Quanto scritto sopra non significa che lo spettacolo della politica cambia quando due attori scadenti usano il linguaggio che conoscono meglio, ma piuttosto che è più difficile comprenderne il reale contenuto. Il che è confermato dagli avvenimenti successivi: Trump che dichiara una cosa e il giorno dopo il contrario e Zelens’kyj che ha cambiato (forse) la ferma posizione che aveva tenuto a Washington.

Visto come vanno le cose dovremo abituarci non tanto a una massiccia invasione dei professionisti dello spettacolo nella politica attiva, ma piuttosto ai tentativi di quelli che hanno una formazione politica di imitare le abilità dei performer. Questa non è una novità assoluta. Si vedano ad esempio “le facce che fa” la Presidente del Consiglio italiana quando è a favore di telecamera, elemento che costituisce la sua personale forma di comunicazione diretta al grande pubblico.

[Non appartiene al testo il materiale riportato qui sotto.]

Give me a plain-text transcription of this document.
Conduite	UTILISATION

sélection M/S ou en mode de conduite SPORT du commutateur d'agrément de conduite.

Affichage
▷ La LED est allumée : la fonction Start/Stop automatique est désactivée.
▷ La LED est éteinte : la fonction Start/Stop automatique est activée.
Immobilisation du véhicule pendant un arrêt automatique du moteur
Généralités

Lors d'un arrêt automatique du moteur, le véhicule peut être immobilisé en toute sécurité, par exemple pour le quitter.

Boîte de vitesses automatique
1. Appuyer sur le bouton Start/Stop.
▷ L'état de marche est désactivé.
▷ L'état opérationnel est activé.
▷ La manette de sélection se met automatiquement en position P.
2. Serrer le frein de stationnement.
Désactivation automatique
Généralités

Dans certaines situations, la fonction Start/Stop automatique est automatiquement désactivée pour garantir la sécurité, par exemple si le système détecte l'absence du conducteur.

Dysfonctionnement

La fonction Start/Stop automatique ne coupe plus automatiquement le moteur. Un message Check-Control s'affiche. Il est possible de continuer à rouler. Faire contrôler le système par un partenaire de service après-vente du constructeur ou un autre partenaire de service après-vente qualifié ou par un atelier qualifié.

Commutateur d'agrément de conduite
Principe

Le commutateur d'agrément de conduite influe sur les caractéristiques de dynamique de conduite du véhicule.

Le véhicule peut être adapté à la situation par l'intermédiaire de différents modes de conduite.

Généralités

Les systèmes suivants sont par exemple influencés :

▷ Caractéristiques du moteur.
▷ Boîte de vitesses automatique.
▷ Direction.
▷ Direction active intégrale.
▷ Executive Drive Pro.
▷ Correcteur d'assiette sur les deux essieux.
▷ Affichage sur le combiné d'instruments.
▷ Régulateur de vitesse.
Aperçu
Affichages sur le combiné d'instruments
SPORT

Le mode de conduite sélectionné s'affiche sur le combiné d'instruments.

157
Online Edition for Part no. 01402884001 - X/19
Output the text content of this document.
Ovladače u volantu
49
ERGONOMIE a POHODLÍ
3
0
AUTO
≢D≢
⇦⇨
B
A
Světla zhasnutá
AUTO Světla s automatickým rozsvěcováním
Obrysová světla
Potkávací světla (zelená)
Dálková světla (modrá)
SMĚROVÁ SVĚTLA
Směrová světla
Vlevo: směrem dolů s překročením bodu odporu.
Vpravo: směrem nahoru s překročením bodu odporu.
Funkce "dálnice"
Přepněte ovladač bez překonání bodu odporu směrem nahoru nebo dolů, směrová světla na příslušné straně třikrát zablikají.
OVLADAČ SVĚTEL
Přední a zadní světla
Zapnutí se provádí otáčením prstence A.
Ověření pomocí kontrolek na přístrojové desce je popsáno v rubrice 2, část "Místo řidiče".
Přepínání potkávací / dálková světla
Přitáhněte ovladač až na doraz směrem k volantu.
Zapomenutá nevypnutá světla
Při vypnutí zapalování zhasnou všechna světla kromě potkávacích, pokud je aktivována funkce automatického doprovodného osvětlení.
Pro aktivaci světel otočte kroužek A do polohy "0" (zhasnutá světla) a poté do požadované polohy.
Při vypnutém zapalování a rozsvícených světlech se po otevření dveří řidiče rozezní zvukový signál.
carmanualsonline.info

Una volta, i confini che esistevano tra l’ambito e il linguaggio della comunicazione politica e quello dell’intrattenimento venivano superati solo occasionalmente, mentre oggi sembrano spariti del tutto, relegando le persone sempre più al ruolo di semplici spettatori che si limitano a trovare uno sfogo sui loro social preferiti piuttosto che con la protesta nel mondo reale.